Now, people like Noongwook and Koonooka have to buy a plane
ticket from Gambell or Savoonga to Nome for about $300. Once they
get to Nome, they have to charter a flight across the Bering
Strait to Russia, sometimes for more than $1,000. That’s a lot of
money for people on St. Lawrence Island where jobs and resources
are scarce.

These days, most people just use WhatsApp and Facebook to stay
connected with friends and family on the other side.

“They show their dances, they post them on Facebook and I can
watch them,” Noongwook said. “So, it’s good that way, but
one-on-one, face-to-face is more important because we’re able to
express our pleasure of re-meeting them. It fills us with
happiness and love.”

And those are feelings apps just can’t replicate, Noongwook said.

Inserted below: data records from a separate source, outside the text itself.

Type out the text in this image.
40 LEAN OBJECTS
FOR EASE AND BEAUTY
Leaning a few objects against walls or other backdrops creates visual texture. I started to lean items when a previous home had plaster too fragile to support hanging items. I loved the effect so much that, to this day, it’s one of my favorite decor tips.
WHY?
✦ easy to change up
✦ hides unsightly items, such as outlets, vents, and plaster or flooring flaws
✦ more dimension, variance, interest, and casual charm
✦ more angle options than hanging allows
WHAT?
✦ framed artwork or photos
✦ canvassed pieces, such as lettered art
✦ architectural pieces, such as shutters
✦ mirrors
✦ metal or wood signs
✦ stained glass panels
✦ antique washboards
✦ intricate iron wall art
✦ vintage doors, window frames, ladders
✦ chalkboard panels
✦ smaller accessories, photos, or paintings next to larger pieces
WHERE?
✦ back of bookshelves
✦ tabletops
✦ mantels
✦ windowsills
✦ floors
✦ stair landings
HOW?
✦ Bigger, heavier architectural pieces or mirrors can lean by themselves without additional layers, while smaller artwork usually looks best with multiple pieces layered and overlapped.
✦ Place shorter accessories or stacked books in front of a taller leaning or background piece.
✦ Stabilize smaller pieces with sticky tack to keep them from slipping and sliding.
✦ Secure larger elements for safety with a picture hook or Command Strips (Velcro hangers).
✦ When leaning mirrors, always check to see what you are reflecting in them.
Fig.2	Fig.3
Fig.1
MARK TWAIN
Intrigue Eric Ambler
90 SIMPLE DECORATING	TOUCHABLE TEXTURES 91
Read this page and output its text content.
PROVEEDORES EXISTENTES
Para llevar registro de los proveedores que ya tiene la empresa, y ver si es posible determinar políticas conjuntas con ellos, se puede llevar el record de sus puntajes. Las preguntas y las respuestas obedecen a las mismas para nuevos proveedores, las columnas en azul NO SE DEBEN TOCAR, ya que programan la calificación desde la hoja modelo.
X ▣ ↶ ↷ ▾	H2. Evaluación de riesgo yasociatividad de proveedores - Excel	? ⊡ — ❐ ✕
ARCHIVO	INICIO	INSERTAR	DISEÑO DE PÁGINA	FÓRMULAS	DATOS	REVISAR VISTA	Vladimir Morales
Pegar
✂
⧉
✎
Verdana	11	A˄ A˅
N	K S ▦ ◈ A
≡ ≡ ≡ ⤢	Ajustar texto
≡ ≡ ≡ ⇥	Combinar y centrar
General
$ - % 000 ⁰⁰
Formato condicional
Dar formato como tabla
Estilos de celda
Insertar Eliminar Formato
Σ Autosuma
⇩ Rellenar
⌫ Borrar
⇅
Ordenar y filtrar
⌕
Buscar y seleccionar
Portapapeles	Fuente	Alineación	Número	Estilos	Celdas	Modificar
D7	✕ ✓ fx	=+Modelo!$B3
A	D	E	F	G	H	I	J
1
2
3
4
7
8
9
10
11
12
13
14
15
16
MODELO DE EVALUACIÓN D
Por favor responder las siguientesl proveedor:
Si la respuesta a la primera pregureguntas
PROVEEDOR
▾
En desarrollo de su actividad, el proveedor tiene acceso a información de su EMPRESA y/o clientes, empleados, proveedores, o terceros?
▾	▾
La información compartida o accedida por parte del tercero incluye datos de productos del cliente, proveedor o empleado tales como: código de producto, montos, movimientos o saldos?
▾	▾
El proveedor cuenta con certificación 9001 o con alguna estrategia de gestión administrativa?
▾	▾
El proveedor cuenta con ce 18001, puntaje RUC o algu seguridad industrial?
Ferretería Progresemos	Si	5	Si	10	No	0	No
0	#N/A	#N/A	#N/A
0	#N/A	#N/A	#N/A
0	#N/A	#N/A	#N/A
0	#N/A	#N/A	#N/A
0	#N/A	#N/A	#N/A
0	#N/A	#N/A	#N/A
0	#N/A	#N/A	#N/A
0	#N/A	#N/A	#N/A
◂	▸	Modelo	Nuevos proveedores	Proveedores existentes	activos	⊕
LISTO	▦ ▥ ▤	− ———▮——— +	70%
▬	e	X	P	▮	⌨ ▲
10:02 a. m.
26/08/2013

In the end, Noongwook, Koonooka and the rest of their travel
group, including Noongwook’s dance troupe and Koonooka’s two
daughters, didn’t make it to Russia.

For nearly a week, everyone trekked daily to Nome’s tiny airport
terminal, drinking stale coffee and eating pizza, waiting
for a green light to cross the Bering Strait.

Thick fog kept the group grounded for a total of five days. On
the sixth, no one headed for the terminal. Instead, they made
alternate plans to head back to their villages on St. Lawrence
Island.  

But many promised to try again next summer.